Will I be able to retain my lifestyle without running out of money?  Am I protected from a long term care event?  What happens to me when the market conditions such as 2008 happen again?
These are a few of the many questions we receive from soon to be retirees all the time. Transitioning into retirement seems to be one of the most stressful points in a person’s life.  There are more questions than answers, and there are many hazards  that retirees are unaware of.

The following are a few of the risks retirees should be aware of while planning their transition from wage earner to living on investments and other sources of income such as social security.

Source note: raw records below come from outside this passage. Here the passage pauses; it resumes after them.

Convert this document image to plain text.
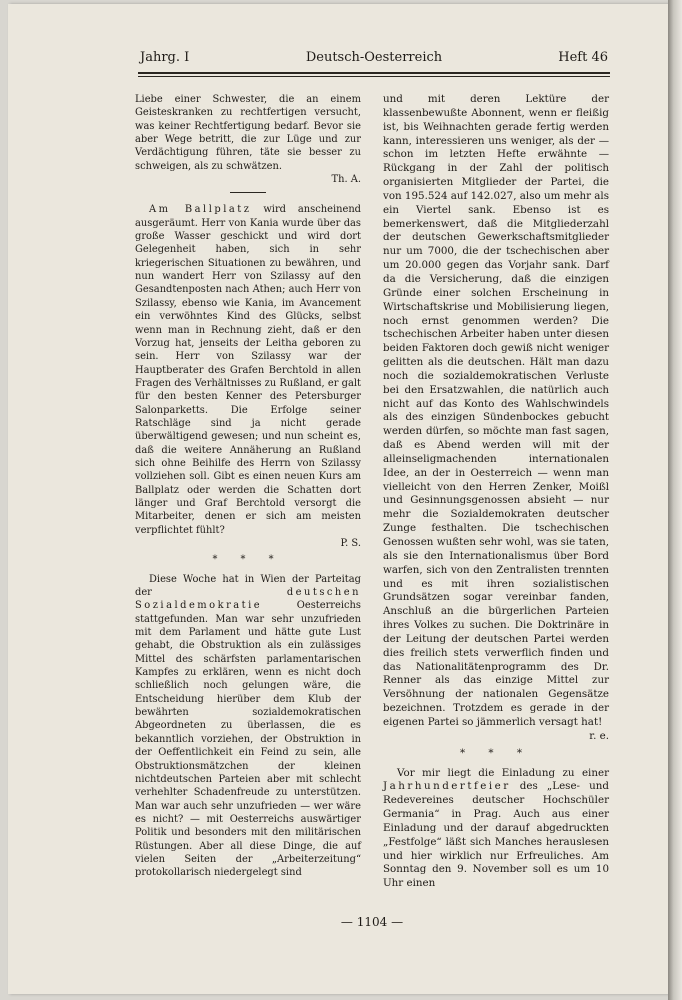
Jahrg. I	Deutsch-Oesterreich	Heft 46

Liebe einer Schwester, die an einem Geisteskranken zu rechtfertigen versucht, was keiner Rechtfertigung bedarf. Bevor sie aber Wege betritt, die zur Lüge und zur Verdächtigung führen, täte sie besser zu schweigen, als zu schwätzen.
Th. A.

Am Ballplatz wird anscheinend ausgeräumt. Herr von Kania wurde über das große Wasser geschickt und wird dort Gelegenheit haben, sich in sehr kriegerischen Situationen zu bewähren, und nun wandert Herr von Szilassy auf den Gesandtenposten nach Athen; auch Herr von Szilassy, ebenso wie Kania, im Avancement ein verwöhntes Kind des Glücks, selbst wenn man in Rechnung zieht, daß er den Vorzug hat, jenseits der Leitha geboren zu sein. Herr von Szilassy war der Hauptberater des Grafen Berchtold in allen Fragen des Verhältnisses zu Rußland, er galt für den besten Kenner des Petersburger Salonparketts. Die Erfolge seiner Ratschläge sind ja nicht gerade überwältigend gewesen; und nun scheint es, daß die weitere Annäherung an Rußland sich ohne Beihilfe des Herrn von Szilassy vollziehen soll. Gibt es einen neuen Kurs am Ballplatz oder werden die Schatten dort länger und Graf Berchtold versorgt die Mitarbeiter, denen er sich am meisten verpflichtet fühlt?
P. S.

* * *

Diese Woche hat in Wien der Parteitag der deutschen Sozialdemokratie Oesterreichs stattgefunden. Man war sehr unzufrieden mit dem Parlament und hätte gute Lust gehabt, die Obstruktion als ein zulässiges Mittel des schärfsten parlamentarischen Kampfes zu erklären, wenn es nicht doch schließlich noch gelungen wäre, die Entscheidung hierüber dem Klub der bewährten sozialdemokratischen Abgeordneten zu überlassen, die es bekanntlich vorziehen, der Obstruktion in der Oeffentlichkeit ein Feind zu sein, alle Obstruktionsmätzchen der kleinen nichtdeutschen Parteien aber mit schlecht verhehlter Schadenfreude zu unterstützen. Man war auch sehr unzufrieden — wer wäre es nicht? — mit Oesterreichs auswärtiger Politik und besonders mit den militärischen Rüstungen. Aber all diese Dinge, die auf vielen Seiten der „Arbeiterzeitung“ protokollarisch niedergelegt sind

und mit deren Lektüre der klassenbewußte Abonnent, wenn er fleißig ist, bis Weihnachten gerade fertig werden kann, interessieren uns weniger, als der — schon im letzten Hefte erwähnte — Rückgang in der Zahl der politisch organisierten Mitglieder der Partei, die von 195.524 auf 142.027, also um mehr als ein Viertel sank. Ebenso ist es bemerkenswert, daß die Mitgliederzahl der deutschen Gewerkschaftsmitglieder nur um 7000, die der tschechischen aber um 20.000 gegen das Vorjahr sank. Darf da die Versicherung, daß die einzigen Gründe einer solchen Erscheinung in Wirtschaftskrise und Mobilisierung liegen, noch ernst genommen werden? Die tschechischen Arbeiter haben unter diesen beiden Faktoren doch gewiß nicht weniger gelitten als die deutschen. Hält man dazu noch die sozialdemokratischen Verluste bei den Ersatzwahlen, die natürlich auch nicht auf das Konto des Wahlschwindels als des einzigen Sündenbockes gebucht werden dürfen, so möchte man fast sagen, daß es Abend werden will mit der alleinseligmachenden internationalen Idee, an der in Oesterreich — wenn man vielleicht von den Herren Zenker, Moißl und Gesinnungsgenossen absieht — nur mehr die Sozialdemokraten deutscher Zunge festhalten. Die tschechischen Genossen wußten sehr wohl, was sie taten, als sie den Internationalismus über Bord warfen, sich von den Zentralisten trennten und es mit ihren sozialistischen Grundsätzen sogar vereinbar fanden, Anschluß an die bürgerlichen Parteien ihres Volkes zu suchen. Die Doktrinäre in der Leitung der deutschen Partei werden dies freilich stets verwerflich finden und das Nationalitätenprogramm des Dr. Renner als das einzige Mittel zur Versöhnung der nationalen Gegensätze bezeichnen. Trotzdem es gerade in der eigenen Partei so jämmerlich versagt hat!
r. e.

* * *

Vor mir liegt die Einladung zu einer Jahrhundertfeier des „Lese- und Redevereines deutscher Hochschüler Germania“ in Prag. Auch aus einer Einladung und der darauf abgedruckten „Festfolge“ läßt sich Manches herauslesen und hier wirklich nur Erfreuliches. Am Sonntag den 9. November soll es um 10 Uhr einen

— 1104 —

  • Inflation Risk (also known as purchasing power risk): Inflation risk is one of those risks that retirees don’t usually think about until it starts to affect them.  The cost of goods increases over time, and most cash and income vehicles have trouble keeping up.  A bond investment paying $1,000 per year will buy more for a retiree this year than it will when the same payment comes out 10 years from now, so we need to prepare a plan for an increasing cost to support the same lifestyle in the future.  The longer someone lives, the more this risk can become a problem.  With 3.6% inflation, lifestyle costs will double every 20 years.   Someone retiring at 65 with a $3,000 per month lifestyle will have to pay $6,000 per month at 85 for the same lifestyle and $12,000 per month at age 105.
  • Market Risk: Market risk is the most obvious retirement risk.  Retirees often want to avoid the market altogether, because the downs seem much worse when there is no other source of income or time to supplement or refill the lost investments.  Although there are risks in the market, some assets need to be set aside for the long term in order to combat the inflation risk listed above.
  • Liquidity Risk (accessibility of funds): For many, retirement consists of an income stream from things such as social security, a pension or annuity.  While these can provide a consistent stream of income, they do not provide money for lifes what-if’s.   Balancing the inflation and market risks listed above is very important.  Having enough liquidity, or easy access to funds, even though it may not keep up with inflation, is a necessity.
  • Health risk: Health risks are another more obvious risk while in retirement, but it can come in many forms.  There are many health factors that can affect a plan in a significant way.  For instance, a simple fall can create a very large hospital bill.  There are also health risks that can creep up over long periods of time such as a memory issue like Alzheimer’s.  Although these are not fun to think about, we should be aware of how a plan would respond to different heath events that could take place over time.   A healthcare need is not only a financial burden on the person affected, but it could also be a weight on the shoulders of a surviving spouse or other family members.
  • Taxation Risk: While looking at a retirement nest egg, it is important to note which accounts will be taxed on withdrawal, and which are not.  A good plan will take into account taxation when developing income.  These rates can and will change over time, and not everyone will be in a lower tax bracket in retirement.  

While building a plan, it is not possible to eliminate all of the risks.  The key is to balance the risks the best you can with the resources you have.  Every case is different.  Once the plan is set up, update it as the environment changes.  Changes in health, taxes, inflation, the market, etc. are all reasons to take a look at the plan and tweak where it’s possible.